Swiss-Ball Cable Rotation

Swiss-Ball Cable Rotation

Don’t just participate in your summer league—dominate it! To build a power home run swing, Dana Cavalea, head strength coach for the New York Yankees, recommends adding this move to your workouts.

Attach a single-grip handle to a cable pulley set at chest height and grab it with your right hand. Now pick up a Swiss ball and hug it to your chest, allowing the cable to wrap around the outside of the ball. Stand in an athletic stance with knees slightly bent and let the cable pull your torso so you’re facing the station. Tense your abs and rotate your body to the opposite side, squeezing the ball. Complete your reps on one side and then switch and repeat. “Squeezing the ball causes greater muscle activation,” says Cavalea. “The ball also puts greater distance between the cable and your body, increasing the level of difficulty.”

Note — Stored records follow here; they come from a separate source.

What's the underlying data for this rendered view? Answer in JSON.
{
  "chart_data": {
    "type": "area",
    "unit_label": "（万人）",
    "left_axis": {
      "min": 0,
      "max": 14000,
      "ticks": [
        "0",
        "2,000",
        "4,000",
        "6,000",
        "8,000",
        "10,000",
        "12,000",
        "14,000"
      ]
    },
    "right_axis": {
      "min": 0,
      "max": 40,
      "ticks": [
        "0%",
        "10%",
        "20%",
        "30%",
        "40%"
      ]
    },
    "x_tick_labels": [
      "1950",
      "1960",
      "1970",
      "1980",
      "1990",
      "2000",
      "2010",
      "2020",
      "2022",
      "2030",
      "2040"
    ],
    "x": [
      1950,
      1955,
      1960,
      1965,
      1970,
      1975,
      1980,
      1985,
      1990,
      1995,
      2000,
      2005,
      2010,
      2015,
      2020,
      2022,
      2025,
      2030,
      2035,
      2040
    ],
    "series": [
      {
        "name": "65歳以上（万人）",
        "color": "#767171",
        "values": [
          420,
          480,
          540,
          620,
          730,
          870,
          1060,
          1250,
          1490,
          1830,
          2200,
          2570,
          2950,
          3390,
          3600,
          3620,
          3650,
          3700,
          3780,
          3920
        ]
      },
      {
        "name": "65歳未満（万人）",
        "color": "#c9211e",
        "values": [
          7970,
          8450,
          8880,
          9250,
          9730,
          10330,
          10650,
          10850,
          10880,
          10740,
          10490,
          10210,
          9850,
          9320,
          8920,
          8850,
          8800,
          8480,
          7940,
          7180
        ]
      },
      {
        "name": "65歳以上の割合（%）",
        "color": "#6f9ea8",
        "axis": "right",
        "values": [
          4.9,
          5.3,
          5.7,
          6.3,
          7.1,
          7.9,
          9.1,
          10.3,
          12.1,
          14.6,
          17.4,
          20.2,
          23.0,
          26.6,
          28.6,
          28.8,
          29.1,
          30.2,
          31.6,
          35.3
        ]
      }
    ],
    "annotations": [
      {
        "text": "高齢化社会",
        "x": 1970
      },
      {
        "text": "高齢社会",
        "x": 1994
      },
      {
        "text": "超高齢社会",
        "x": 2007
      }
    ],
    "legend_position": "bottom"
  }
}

1) Keep your head square with your shoulders.

2) Clench the ball in between your hands while holding the cable handle.

Manipulating the weight and rep speed can vary your results. Using a heavy weight with slow reps can improve your stability in the batter’s box, while a lighter weight and explosive reps develop bat speed. Alternate slow and fast sets to score both benefits.

1) Slow speed (three seconds each direction, two sets of 15-20 reps)
2) Fast speed (one second each direction, two sets of eight reps)
● Perform one set of each before resting.

You should use a ball that has a maximum diameter of 65 centimeters for this move. Anything larger is too unwieldy.